Aldo Steinfeld is a professor of mechanical engineering at ETH Zurich in Switzerland. He obtained his PhD degree at the University of Minnesota in 1989. His thesis advisor Edward Fletcher was a chemist and introduced him to the field of solar fuels.
More than thirty years later he and his research group at ETH Zurich have developed solar technology capable of producing synthetic kerosene from water and carbon dioxide, instead of deriving it from fossil fuels. The entire thermochemical process chain was demonstrated in a solar tower fuel plant as part of an EU research project called Sun-to-Liquid.
“Solar kerosene can contribute to making aviation more sustainable. The amount of carbon dioxide released during its combustion in a jet engine equals that consumed during its production in the solar fuel plant,” said Steinfeld. “This makes solar kerosene carbon neutral, especially if carbon dioxide is captured directly from ambient air.”
Solar tower fuel plant at IMDEA Energy, Spain during operation (Image: IMDEA Energy)
The solar tower fuel plant has been built at the IMDEA Energy Institute in Spain. The plant consists of 169 sun-tracking reflective panels that redirect and concentrate solar radiation into a solar reactor mounted on top of a tower. The concentrated solar energy drives reduction-oxidation reaction cycles in the solar reactor, which contains a porous structure made of ceria.
Reticulated porous structure made of ceria used in the solar reactor (Image: ETH Zurich).
The ceria converts water and carbon dioxide injected into the reactor into syngas, a tailored mixture of hydrogen and carbon monoxide. The solar syngas is then sent into a gas-to-liquid converter located on the base of the tower, where it is finally processed into liquid hydrocarbon fuels including kerosene
and diesel.
The pilot plant is being used for research purposes but is fully-integrated and uses a configuration suitable for industrial implementation. Steinfeld’s research group is working intensively on optimizing the solar reactor for increasing the solar-to-fuel energy conversion efficiency. They are applying 3D-printed hierarchically ordered structures to improve volumetric radiative absorption, which in turn leads to higher energy efficiency. In addition, they are looking at alternative material compositions such as perovskites or aluminates, which may yield improved redox capacity, and consequently higher specific fuel output per mass of redox material.

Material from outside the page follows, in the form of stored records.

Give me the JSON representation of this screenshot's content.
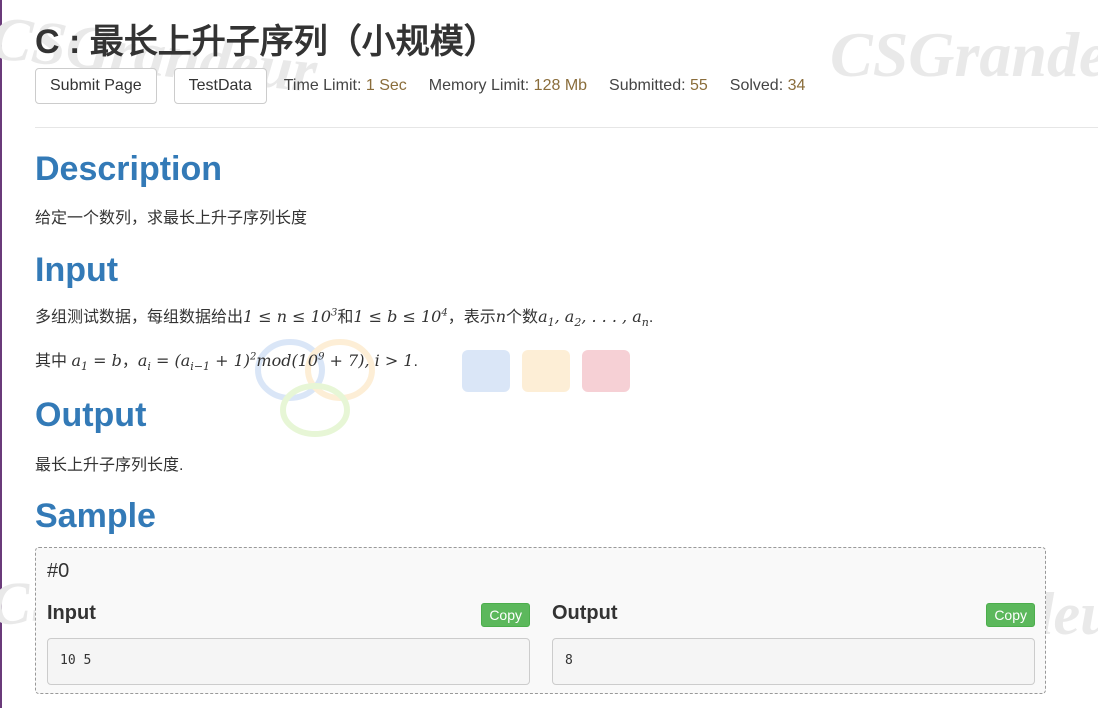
{
  "problem": {
    "title": "C : 最长上升子序列（小规模）"
  },
  "toolbar": {
    "submit_label": "Submit Page",
    "testdata_label": "TestData"
  },
  "stats": {
    "time_label": "Time Limit:",
    "time_value": "1 Sec",
    "memory_label": "Memory Limit:",
    "memory_value": "128 Mb",
    "submitted_label": "Submitted:",
    "submitted_value": "55",
    "solved_label": "Solved:",
    "solved_value": "34"
  },
  "description": {
    "heading": "Description",
    "text": "给定一个数列，求最长上升子序列长度"
  },
  "input": {
    "heading": "Input",
    "line1_a": "多组测试数据，每组数据给出",
    "line1_b": "和",
    "line1_c": "，表示",
    "line1_d": "个数",
    "line2_prefix": "其中"
  },
  "output": {
    "heading": "Output",
    "text": "最长上升子序列长度."
  },
  "sample": {
    "heading": "Sample",
    "case_label": "#0",
    "input_label": "Input",
    "output_label": "Output",
    "copy_label": "Copy",
    "input_value": "10 5",
    "output_value": "8"
  },
  "watermark": {
    "text": "CSGrandeur"
  }
}
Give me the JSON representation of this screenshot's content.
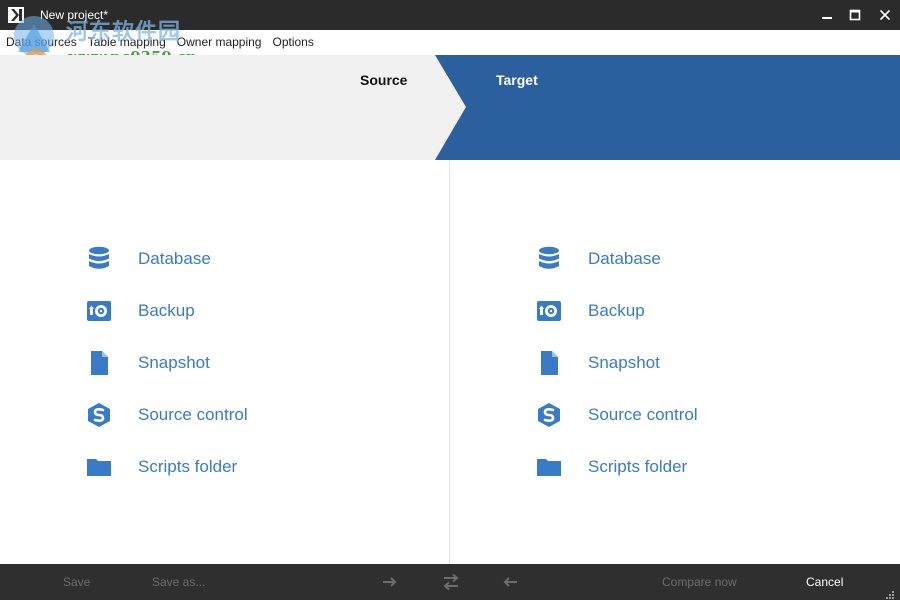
{
  "window": {
    "title": "New project*"
  },
  "menu": {
    "items": [
      "Data sources",
      "Table mapping",
      "Owner mapping",
      "Options"
    ]
  },
  "watermark": {
    "text_cn": "河东软件园",
    "url": "www.pc0359.cn"
  },
  "header": {
    "source_label": "Source",
    "target_label": "Target"
  },
  "source_panel": {
    "options": [
      {
        "label": "Database",
        "icon": "database-icon"
      },
      {
        "label": "Backup",
        "icon": "backup-icon"
      },
      {
        "label": "Snapshot",
        "icon": "snapshot-icon"
      },
      {
        "label": "Source control",
        "icon": "source-control-icon"
      },
      {
        "label": "Scripts folder",
        "icon": "folder-icon"
      }
    ]
  },
  "target_panel": {
    "options": [
      {
        "label": "Database",
        "icon": "database-icon"
      },
      {
        "label": "Backup",
        "icon": "backup-icon"
      },
      {
        "label": "Snapshot",
        "icon": "snapshot-icon"
      },
      {
        "label": "Source control",
        "icon": "source-control-icon"
      },
      {
        "label": "Scripts folder",
        "icon": "folder-icon"
      }
    ]
  },
  "toolbar": {
    "save_label": "Save",
    "save_as_label": "Save as...",
    "compare_now_label": "Compare now",
    "cancel_label": "Cancel"
  },
  "colors": {
    "accent_blue": "#2c5f9e",
    "link_blue": "#3a7bc8",
    "title_bar": "#2b2b2b",
    "bottom_bar": "#2f2f2f",
    "header_gray": "#f1f1f1"
  }
}
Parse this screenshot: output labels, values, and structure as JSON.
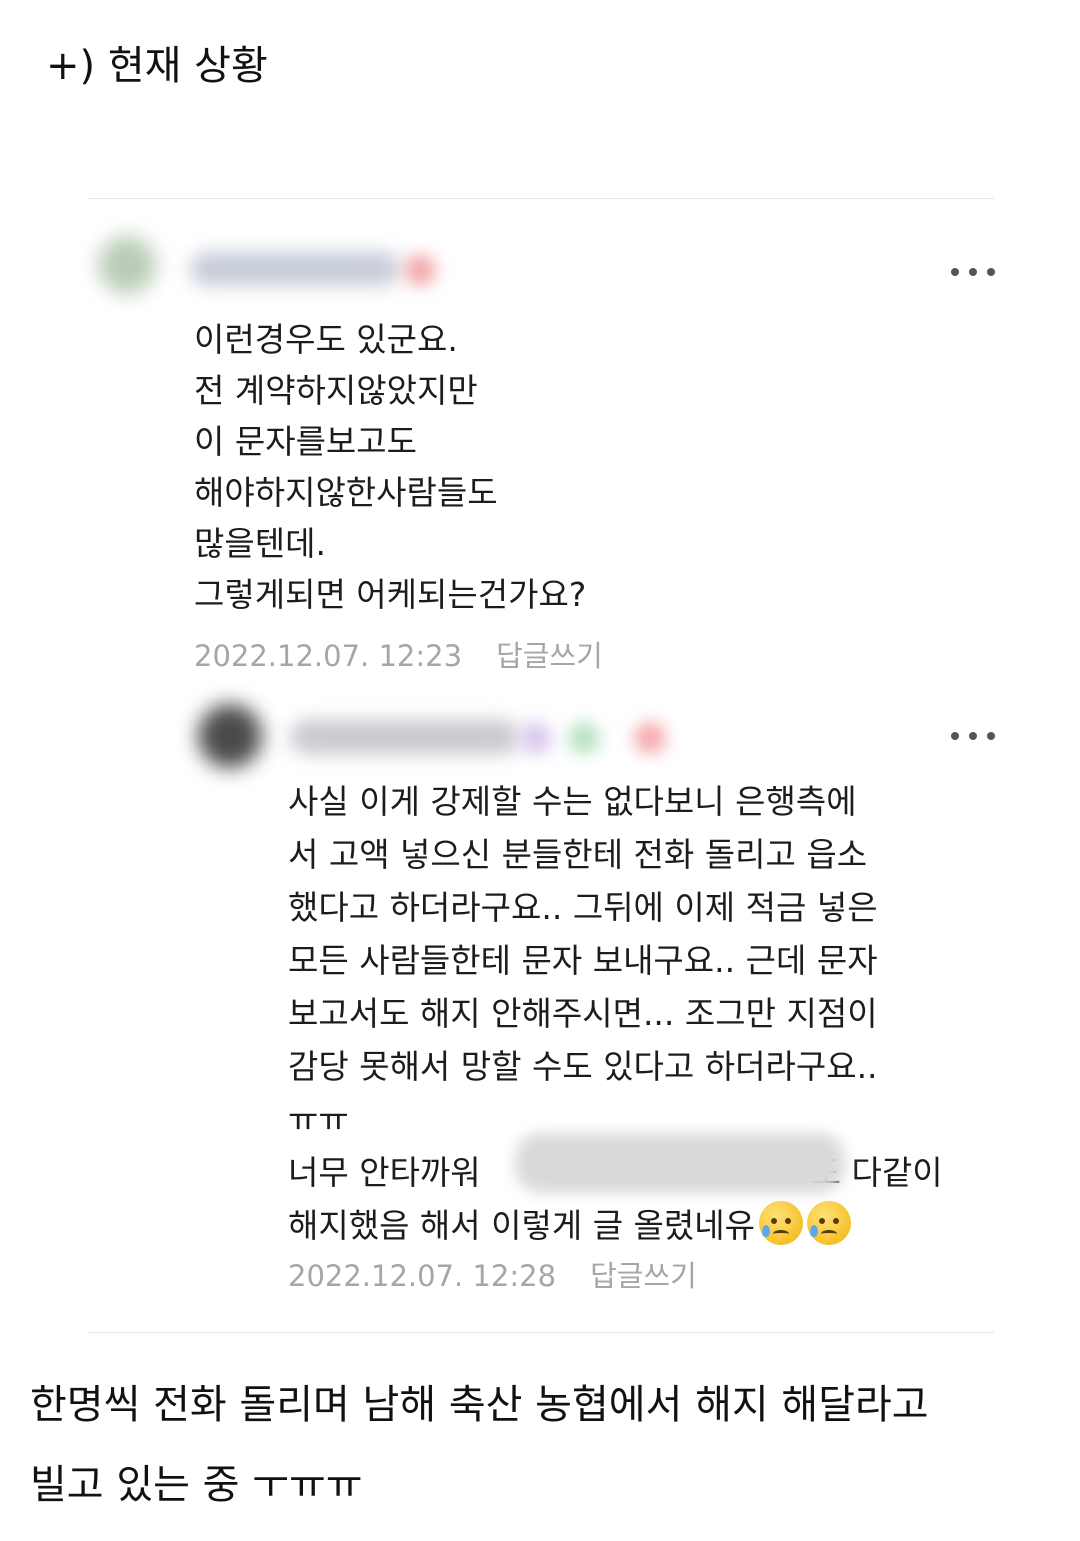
{
  "header": {
    "title": "+) 현재 상황"
  },
  "comment1": {
    "text": "이런경우도 있군요.\n전 계약하지않았지만\n이 문자를보고도\n해야하지않한사람들도\n많을텐데.\n그렇게되면 어케되는건가요?",
    "timestamp": "2022.12.07. 12:23",
    "reply_label": "답글쓰기",
    "avatar_color": "#b9ccb6",
    "name_blur_color": "#c6ccd8",
    "badge_color": "#f4a9ae"
  },
  "comment2": {
    "lines": [
      "사실 이게 강제할 수는 없다보니 은행측에",
      "서 고액 넣으신 분들한테 전화 돌리고 읍소",
      "했다고 하더라구요.. 그뒤에 이제 적금 넣은",
      "모든 사람들한테 문자 보내구요.. 근데 문자",
      "보고서도 해지 안해주시면... 조그만 지점이",
      "감당 못해서 망할 수도 있다고 하더라구요..",
      "ㅠㅠ"
    ],
    "line8_start": "너무 안타까워",
    "line8_end": "도 다같이",
    "line9": "해지했음 해서 이렇게 글 올렸네유",
    "emoji": "sad-face-with-sweat",
    "timestamp": "2022.12.07. 12:28",
    "reply_label": "답글쓰기",
    "avatar_color": "#4a4a4a",
    "name_blur_color": "#c9c9cf",
    "badge_color_1": "#d9c8ee",
    "badge_color_2": "#b7e2c2",
    "badge_color_3": "#f4a9ae"
  },
  "caption": {
    "line1": "한명씩 전화 돌리며 남해 축산 농협에서 해지 해달라고",
    "line2": "빌고 있는 중 ㅜㅠㅠ"
  }
}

Schematic of the solar tower fuel plant
chematic of the solar tower fuel plant. A heliostat field concentrates solar radiation onto a solar reactor mounted on top of the solar tower. The solar reactor co-splits H2O and CO2 and produces a specific mixture of H2 and CO (syngas), which in turn is processed to drop-in fuels such as kerosene
Around 5% of current anthropogenic emissions causing climate change are attributed to global aviation and this number is expected to increase. Kerosene will be indispensable as a jet fuel for long-haul aviation for the foreseeable future because of its high specific gravimetric energy density and compatibility with existing infrastructure. The solar technology has the potential to solve aviation’s problem of emissions by substituting fossil-derived kerosene for solar-made kerosene. Solar kerosene is compatible with existing infrastructures for fuel storage, distribution and end-use in jet engines, and can be blended with fossil-derived kerosene.
The prospect of an industrial implementation of the technology soon is looking favorable. Synhelion, a spinoff from Steinfeld’s laboratory plans to commission the world’s first industrial solar tower fuel plant next year, and SWISS has said it will be the world’s first airline to use the solar kerosene from it. Research is continuing at ETH Zurich in partnership with other laboratories, while Synhelion brings forward the industrial implementation and commercialization of the technology.